Team USA and Canada both had strong weeks, with both bowing out at the first playoff level. Their effort plus those of the playoff teams above them qualified their countries for next year’s Olympic Winter Games.
The Pacific-Asia representatives will need to improve to have any hope of a podium place in Beijing, and that improvement comes soon at the WCF’s yet-to-be-announced Olympic Qualification Event in either November or December.
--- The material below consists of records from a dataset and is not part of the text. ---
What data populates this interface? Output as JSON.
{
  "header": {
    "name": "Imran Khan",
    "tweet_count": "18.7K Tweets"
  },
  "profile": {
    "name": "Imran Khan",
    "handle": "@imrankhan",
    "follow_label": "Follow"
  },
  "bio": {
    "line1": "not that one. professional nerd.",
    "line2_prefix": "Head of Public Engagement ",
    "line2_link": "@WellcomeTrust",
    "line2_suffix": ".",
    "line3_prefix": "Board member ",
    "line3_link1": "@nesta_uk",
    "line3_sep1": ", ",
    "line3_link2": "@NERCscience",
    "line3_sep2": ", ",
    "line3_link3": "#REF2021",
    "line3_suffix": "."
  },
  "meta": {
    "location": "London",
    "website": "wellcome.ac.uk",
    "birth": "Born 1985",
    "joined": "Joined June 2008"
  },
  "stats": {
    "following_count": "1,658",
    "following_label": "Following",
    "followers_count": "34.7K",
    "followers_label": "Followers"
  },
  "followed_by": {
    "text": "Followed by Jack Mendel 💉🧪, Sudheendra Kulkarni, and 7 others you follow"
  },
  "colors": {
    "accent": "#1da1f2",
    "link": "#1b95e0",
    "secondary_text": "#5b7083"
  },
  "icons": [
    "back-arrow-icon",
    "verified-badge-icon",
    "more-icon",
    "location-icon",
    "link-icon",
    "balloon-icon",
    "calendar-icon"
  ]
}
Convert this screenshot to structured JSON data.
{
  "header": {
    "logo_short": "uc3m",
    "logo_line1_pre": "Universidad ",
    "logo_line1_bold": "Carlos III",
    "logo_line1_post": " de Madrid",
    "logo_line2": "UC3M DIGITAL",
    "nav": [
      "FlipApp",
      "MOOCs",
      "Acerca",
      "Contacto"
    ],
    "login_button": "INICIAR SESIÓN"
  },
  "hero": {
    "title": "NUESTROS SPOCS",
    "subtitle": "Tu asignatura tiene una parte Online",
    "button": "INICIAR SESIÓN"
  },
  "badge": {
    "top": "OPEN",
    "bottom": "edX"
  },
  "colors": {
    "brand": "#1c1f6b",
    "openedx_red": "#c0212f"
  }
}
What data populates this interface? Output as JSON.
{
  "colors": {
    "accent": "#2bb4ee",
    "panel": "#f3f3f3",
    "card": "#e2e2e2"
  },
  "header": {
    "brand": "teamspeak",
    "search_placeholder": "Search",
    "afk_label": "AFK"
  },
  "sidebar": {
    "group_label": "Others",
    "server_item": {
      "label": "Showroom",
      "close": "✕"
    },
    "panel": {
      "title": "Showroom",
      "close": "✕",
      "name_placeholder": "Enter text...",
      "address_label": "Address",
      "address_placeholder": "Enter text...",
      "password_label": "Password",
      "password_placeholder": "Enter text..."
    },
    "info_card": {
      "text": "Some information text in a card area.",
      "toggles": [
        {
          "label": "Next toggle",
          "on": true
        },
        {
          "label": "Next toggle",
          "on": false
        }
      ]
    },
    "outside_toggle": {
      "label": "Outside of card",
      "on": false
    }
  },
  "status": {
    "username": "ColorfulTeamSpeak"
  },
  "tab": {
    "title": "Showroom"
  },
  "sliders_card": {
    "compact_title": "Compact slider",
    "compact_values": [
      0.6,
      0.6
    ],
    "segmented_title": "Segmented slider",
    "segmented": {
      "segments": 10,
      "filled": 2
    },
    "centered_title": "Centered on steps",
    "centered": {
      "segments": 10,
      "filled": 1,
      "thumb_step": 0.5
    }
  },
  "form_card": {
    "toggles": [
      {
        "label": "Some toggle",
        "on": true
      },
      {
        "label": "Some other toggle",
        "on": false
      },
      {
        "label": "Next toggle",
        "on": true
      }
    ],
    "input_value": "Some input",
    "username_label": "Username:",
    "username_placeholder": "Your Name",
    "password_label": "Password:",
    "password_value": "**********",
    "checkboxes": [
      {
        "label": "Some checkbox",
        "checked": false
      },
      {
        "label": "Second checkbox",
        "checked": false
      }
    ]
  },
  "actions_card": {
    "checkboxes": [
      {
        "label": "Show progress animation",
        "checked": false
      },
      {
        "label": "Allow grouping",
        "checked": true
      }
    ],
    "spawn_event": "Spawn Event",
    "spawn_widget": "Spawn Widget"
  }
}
They will be up against the lower tier of European teams for the final Olympic berths, although China is already confirmed for Beijing 2022 as host nation.
The final standings saw Sweden finish at 13-3, Scotland at 11-5, Switzerland at 10-6 and RCF at 11-4.
USA wound up 10-4 and Canada at 9-5.
Italy’s Joël Retornaz and Norway’s Steffen Walstad finished 7-6. The Norwegians won their first five matches and went to 7-1 before losing their last five games in a row.
Japan’s Yuta Matsumura won four of his last five games to wind up 6-7, while Germany’s Sixten Totzek lodged a 4-9 mark. Denmark’s Mads Noergaard went 3-10.
Three teams tied at 2-11; Jaap Van Dorp of the Netherlands, South Korea’s Yeong Seok Jeong and China’s Qiang Zou.